Enquanto Braga cuida da parte operacional e tem a missão de reerguer as finanças e a saúde do time — que já conseguiu voltar para a série A — Durcésio Mello ocupa a cadeira de presidente eleito e está à frente do trabalho mais institucional do clube. “Sócios e conselheiros vitalícios tinham poder sobre os times de futebol e a política interna acabava incentivando a chegada de presidentes pouco preparados para a gestão de uma máquina que movimenta somas estratosféricas”, afirma Lúcio Daniel, sócio da EXEC que liderou o processo de seleção de Braga.
Trazendo esse exemplo para a realidade das PMEs, é bastante comum encontrar empresas regidas por famílias que estão enfrentando dificuldades financeiras e de atuação, porém, que não conseguem abrir mão de sua influência na companhia para entregá-la nas mãos de profissionais que não tem ligação emocional com o negócio e podem encontrar novas soluções.

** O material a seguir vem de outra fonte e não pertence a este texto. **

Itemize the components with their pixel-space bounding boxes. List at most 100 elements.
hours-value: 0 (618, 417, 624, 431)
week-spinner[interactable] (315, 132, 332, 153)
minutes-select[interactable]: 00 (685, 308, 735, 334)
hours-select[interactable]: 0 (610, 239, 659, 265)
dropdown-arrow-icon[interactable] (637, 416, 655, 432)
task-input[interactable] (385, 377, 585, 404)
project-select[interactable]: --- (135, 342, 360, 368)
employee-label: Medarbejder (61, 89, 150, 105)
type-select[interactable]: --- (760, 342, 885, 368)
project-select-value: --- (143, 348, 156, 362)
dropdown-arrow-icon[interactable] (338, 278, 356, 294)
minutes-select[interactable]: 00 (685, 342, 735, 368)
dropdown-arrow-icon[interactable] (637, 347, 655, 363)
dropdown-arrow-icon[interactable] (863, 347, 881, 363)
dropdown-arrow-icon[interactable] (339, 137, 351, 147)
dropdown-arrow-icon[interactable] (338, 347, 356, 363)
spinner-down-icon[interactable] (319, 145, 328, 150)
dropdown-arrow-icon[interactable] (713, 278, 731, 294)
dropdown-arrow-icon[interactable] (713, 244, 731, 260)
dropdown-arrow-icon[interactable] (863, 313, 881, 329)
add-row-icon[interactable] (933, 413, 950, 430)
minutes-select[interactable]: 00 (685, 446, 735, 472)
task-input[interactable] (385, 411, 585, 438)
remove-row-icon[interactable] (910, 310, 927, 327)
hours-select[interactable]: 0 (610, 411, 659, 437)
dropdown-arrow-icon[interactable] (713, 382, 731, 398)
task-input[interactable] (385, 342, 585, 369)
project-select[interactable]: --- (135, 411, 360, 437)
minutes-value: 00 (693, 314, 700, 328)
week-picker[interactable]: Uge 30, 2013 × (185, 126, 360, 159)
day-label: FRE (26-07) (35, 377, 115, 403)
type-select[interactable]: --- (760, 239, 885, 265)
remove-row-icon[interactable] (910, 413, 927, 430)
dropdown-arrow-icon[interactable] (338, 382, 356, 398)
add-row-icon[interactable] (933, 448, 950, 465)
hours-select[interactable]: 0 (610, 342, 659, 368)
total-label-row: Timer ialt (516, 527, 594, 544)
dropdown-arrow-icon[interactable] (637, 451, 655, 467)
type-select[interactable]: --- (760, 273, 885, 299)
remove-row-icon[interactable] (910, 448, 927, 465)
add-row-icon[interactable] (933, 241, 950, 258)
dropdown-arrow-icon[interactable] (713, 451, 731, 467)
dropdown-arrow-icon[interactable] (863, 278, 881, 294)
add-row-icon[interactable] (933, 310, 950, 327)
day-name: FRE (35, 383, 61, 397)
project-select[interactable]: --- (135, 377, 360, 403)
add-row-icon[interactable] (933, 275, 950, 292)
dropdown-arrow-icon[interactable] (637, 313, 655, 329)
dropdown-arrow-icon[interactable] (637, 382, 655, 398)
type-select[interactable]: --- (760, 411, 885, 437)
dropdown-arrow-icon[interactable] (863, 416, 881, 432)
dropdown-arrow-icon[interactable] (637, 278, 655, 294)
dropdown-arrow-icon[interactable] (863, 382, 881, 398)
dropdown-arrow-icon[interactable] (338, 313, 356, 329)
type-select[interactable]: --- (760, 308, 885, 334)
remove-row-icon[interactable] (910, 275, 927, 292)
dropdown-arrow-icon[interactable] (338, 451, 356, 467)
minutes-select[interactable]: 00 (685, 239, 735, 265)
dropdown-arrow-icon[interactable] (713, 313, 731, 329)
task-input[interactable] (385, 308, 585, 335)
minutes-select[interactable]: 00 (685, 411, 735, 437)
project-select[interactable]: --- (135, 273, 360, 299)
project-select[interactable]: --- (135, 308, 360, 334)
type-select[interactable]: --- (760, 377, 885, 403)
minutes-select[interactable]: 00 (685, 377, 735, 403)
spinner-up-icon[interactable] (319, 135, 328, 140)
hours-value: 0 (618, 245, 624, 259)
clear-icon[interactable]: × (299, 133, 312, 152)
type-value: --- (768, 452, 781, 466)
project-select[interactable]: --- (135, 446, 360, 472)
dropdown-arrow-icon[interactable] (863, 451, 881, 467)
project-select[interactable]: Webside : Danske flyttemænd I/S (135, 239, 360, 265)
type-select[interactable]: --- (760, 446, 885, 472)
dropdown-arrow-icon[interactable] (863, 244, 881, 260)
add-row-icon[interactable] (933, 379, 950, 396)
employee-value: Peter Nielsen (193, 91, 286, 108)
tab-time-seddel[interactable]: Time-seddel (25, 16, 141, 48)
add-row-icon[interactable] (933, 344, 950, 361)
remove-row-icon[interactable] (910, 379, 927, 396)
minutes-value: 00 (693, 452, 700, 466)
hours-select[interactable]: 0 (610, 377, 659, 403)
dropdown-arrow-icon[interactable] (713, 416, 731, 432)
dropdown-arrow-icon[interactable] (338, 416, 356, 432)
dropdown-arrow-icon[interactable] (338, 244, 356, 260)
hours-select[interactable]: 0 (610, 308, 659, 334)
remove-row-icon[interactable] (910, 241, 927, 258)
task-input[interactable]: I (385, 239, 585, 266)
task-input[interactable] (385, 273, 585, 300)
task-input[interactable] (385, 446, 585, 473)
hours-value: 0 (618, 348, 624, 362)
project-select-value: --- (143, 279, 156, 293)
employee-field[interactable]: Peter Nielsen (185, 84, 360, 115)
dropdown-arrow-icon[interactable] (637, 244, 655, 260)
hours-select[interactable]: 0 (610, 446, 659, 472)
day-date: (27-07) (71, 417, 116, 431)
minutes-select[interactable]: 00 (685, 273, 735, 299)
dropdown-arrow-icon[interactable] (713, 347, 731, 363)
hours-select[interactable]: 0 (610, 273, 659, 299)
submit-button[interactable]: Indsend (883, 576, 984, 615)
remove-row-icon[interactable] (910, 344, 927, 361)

Para o sócio da EXEC, fazer essa transição não é um processo fácil. “Os clubes precisam abdicar da influência da política, algo que é centenário e transformar a gestão em um ambiente mais profissional. É um processo doloroso, mas podemos mostrar que com a experiência do Botafogo e de alguns clubes de fora o que se tem a ganhar com essa transformação”.

Governança corporativa
A chegada de um profissional com uma nova mentalidade estimula o desenvolvimento da governança corporativa nas empresas — no caso dos clubes, até então era regido pelos interesses dos sócios. No caso das empresas familiares, pelo pai, mãe, tio ou filhos que estão à frente do negócio.

Porém, segundo a 4ª edição da pesquisa Retratos de Família: um panorama das práticas de governança corporativa e perspectivas das empresas familiares brasileiras, produzida pelo ACI Institute e Board Leadership da KPMG no Brasil, os empreendimentos familiares brasileiros seguem desenvolvendo de forma acelerada suas estruturas e práticas de governança corporativa.
“Hoje os clubes estão ganhando os campeonatos, equilibrando as contas, trabalhando a comunicação da marca de forma transparente com os torcedores. O Brasil ainda está engatinhando nesse movimento, porém, ainda há muito a ser feito”, enfatiza Lúcio Daniel, trazendo a questão da governança para os clubes.
Conselho independente
Após a contratação do novo presidente executivo, o Botafogo também instaurou um conselho independente, que passou a contar somente com executivos de fora, sem maioria de sócios. A partir de então tem a contribuição de profissionais de diversos segmentos do mercado que trazem novas ideias e ajudam a definir outros rumos.

O sócio da EXEC aponta ganhos importantes com essa atitude. “Isso é positivo porque o investidor de fora fica mais confortável em pisar nesse terreno para investir, pois as informações são transparentes, a gestão está profissionalizada e não tem mais intervenção dos ‘donos’. A gestão está profissionalizada e não tem mais intervenção política. Esse é o primeiro passo para a estruturação da governança, que vai ser cada vez mais uma condição de sobrevivência para o futuro”, conclui.